Netbooks - initial hardware housekeeping issues
April 28, 2008 on 9:47 pm | In mobile computing, practical activities, review - equipment |
I have been using Psion and Palm pocket computers extensively for some years to place computer assistance in the hands of primary pupils “doing science” outside the classroom. Given a trial set of “Classmate” Asus EEE PC subnotebooks (or “netbooks”) for a month, my first concern was not their capability (obviously greater, and to be dealt with in another post) but how far they could replace their smaller equivalents in the same rôle. The two crucial issues, with small children, are portability and survivability.
Portability is a relative term. Many of the boys to whom I loan a palmtop machine simply put it in their trouser pocket. Girls, on the other hand, usually put it in a school bag along with their books and so on. These Asus machines are about twice the size of a Psion, four times that of a Palm device. That makes them unpocketable, but doesn’t much affect a school bag. For boys, then, a change in behaviour is often necessary for these machines to be considered “portable”, but not for most girls.
For that reason, I loaned all five machines out to boys on 24 hour tickets in the first week just to see what would happen. In most cases, they went into sports bags (and came bag muddy) or satchels (and came back covered in grey fluff). In a significant minority (15%) of cases they were carried around continually in the hand, which places them at considerably greater risk (but see below on survivability).
After the first week they were loaned as required, regardless of gender or time span; as expected, the girls treated them exactly as if they were palmtops.
Survivability was more worrying, and I asked how much risk was acceptable in field trialling. The answer back from the sponsor was that deliberate attempts to test a machine to destruction would be unacceptable, but that we shouldn’t let potential hazard stop us from doing things we would do with a palmtop. It happened that a joint maths/sport project was under way, so the trial subnotebooks were added to the stock of Psions and Palms and allowed to go out onto football and netball pitches.
A football pitch provided the severest test of survivability. A pupil took one of the netbooks down to a practice game to try out both real time analysis of game descriptors entered into a spreadsheet (OpenOffice Calc, saving in Excel file format) and video capture to disk using the built in camera. The computer’s novelty attracted a lot of attention and it wasn’t long before attempts were made to take it away from its guardian, who resisted. In the resulting mêlée the computer was dropped, trampled on by several sets of studded boots and rolled over by half a dozen tussling nine year old boys. When order had been restored, the referee had to dig it out of the mud. Cleaning the mud out of USB ports, Ethernet socket, VGA output connector, sound jacks and, worst of all, the keyboard, took a lot of time, patience and cocktail sticks but, miraculously, everything was still in perfect working order.
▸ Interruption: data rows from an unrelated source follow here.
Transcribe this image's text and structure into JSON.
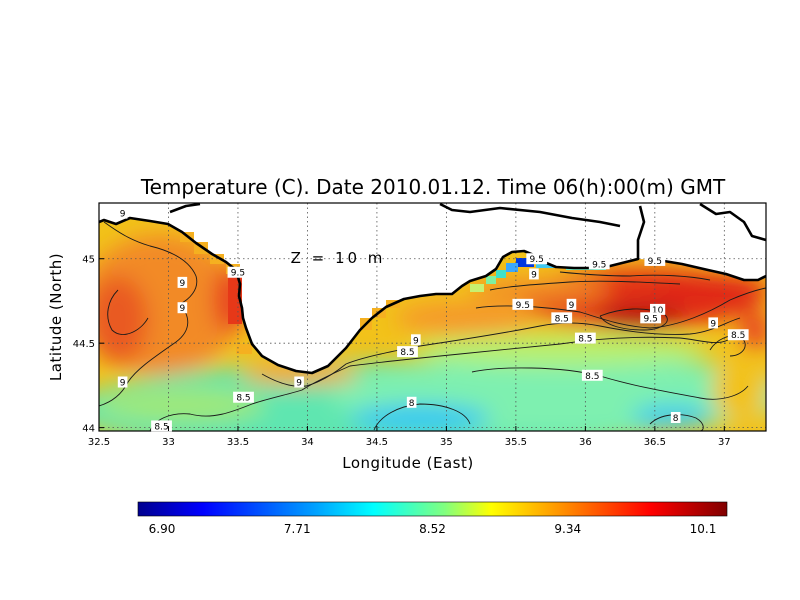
{
  "chart_data": {
    "type": "heatmap",
    "title": "Temperature (C). Date 2010.01.12. Time 06(h):00(m) GMT",
    "annotation": "Z = 10 m",
    "xlabel": "Longitude (East)",
    "ylabel": "Latitude (North)",
    "xlim": [
      32.5,
      37.3
    ],
    "ylim": [
      43.98,
      45.33
    ],
    "x_ticks": [
      32.5,
      33,
      33.5,
      34,
      34.5,
      35,
      35.5,
      36,
      36.5,
      37
    ],
    "y_ticks": [
      44,
      44.5,
      45
    ],
    "x_tick_labels": [
      "32.5",
      "33",
      "33.5",
      "34",
      "34.5",
      "35",
      "35.5",
      "36",
      "36.5",
      "37"
    ],
    "y_tick_labels": [
      "44",
      "44.5",
      "45"
    ],
    "grid": true,
    "colorbar": {
      "min": 6.9,
      "max": 10.1,
      "tick_labels": [
        "6.90",
        "7.71",
        "8.52",
        "9.34",
        "10.1"
      ],
      "colors": [
        "#00008f",
        "#0000ff",
        "#00a0ff",
        "#00ffff",
        "#80ff80",
        "#ffff00",
        "#ff9000",
        "#ff0000",
        "#800000"
      ]
    },
    "contour_labels": [
      {
        "text": "9",
        "lon": 32.67,
        "lat": 45.27
      },
      {
        "text": "9",
        "lon": 33.1,
        "lat": 44.86
      },
      {
        "text": "9",
        "lon": 33.1,
        "lat": 44.71
      },
      {
        "text": "9",
        "lon": 32.67,
        "lat": 44.27
      },
      {
        "text": "9.5",
        "lon": 33.5,
        "lat": 44.92
      },
      {
        "text": "8.5",
        "lon": 32.95,
        "lat": 44.01
      },
      {
        "text": "8.5",
        "lon": 33.54,
        "lat": 44.18
      },
      {
        "text": "9",
        "lon": 33.94,
        "lat": 44.27
      },
      {
        "text": "8.5",
        "lon": 34.72,
        "lat": 44.45
      },
      {
        "text": "9",
        "lon": 34.78,
        "lat": 44.52
      },
      {
        "text": "8",
        "lon": 34.75,
        "lat": 44.15
      },
      {
        "text": "9.5",
        "lon": 35.55,
        "lat": 44.73
      },
      {
        "text": "9",
        "lon": 35.9,
        "lat": 44.73
      },
      {
        "text": "8.5",
        "lon": 35.83,
        "lat": 44.65
      },
      {
        "text": "8.5",
        "lon": 36.0,
        "lat": 44.53
      },
      {
        "text": "8.5",
        "lon": 36.05,
        "lat": 44.31
      },
      {
        "text": "8",
        "lon": 36.65,
        "lat": 44.06
      },
      {
        "text": "9.5",
        "lon": 35.65,
        "lat": 45.0
      },
      {
        "text": "9",
        "lon": 35.63,
        "lat": 44.91
      },
      {
        "text": "9.5",
        "lon": 36.1,
        "lat": 44.97
      },
      {
        "text": "9.5",
        "lon": 36.5,
        "lat": 44.99
      },
      {
        "text": "10",
        "lon": 36.52,
        "lat": 44.7
      },
      {
        "text": "9.5",
        "lon": 36.47,
        "lat": 44.65
      },
      {
        "text": "9",
        "lon": 36.92,
        "lat": 44.62
      },
      {
        "text": "8.5",
        "lon": 37.1,
        "lat": 44.55
      }
    ]
  }
}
After that, we sealed all orifices with electrical insulating tape unless they were needed for use; proper sealing plugs would be better still, but would probably get lost fairly quickly.
Fast forward: despite horror stories like this, and my gut feeling that these machines are not ultimately as robust as handhelds, none came to grief in the time we had them.
My summary judgement: these are a valuable addition to the portable computing options available for primary science. Since Psion type machines are no longer made, and can only be replaced second hand, their gradual replacement on failure by these small subnotebooks seems a good strategy. At the same time, it would be a mistake to withdraw a working handheld (especially of the palm type). For as long as possible, keep existing palmtop hardware in use but expand enthusiastically with subnotebooks.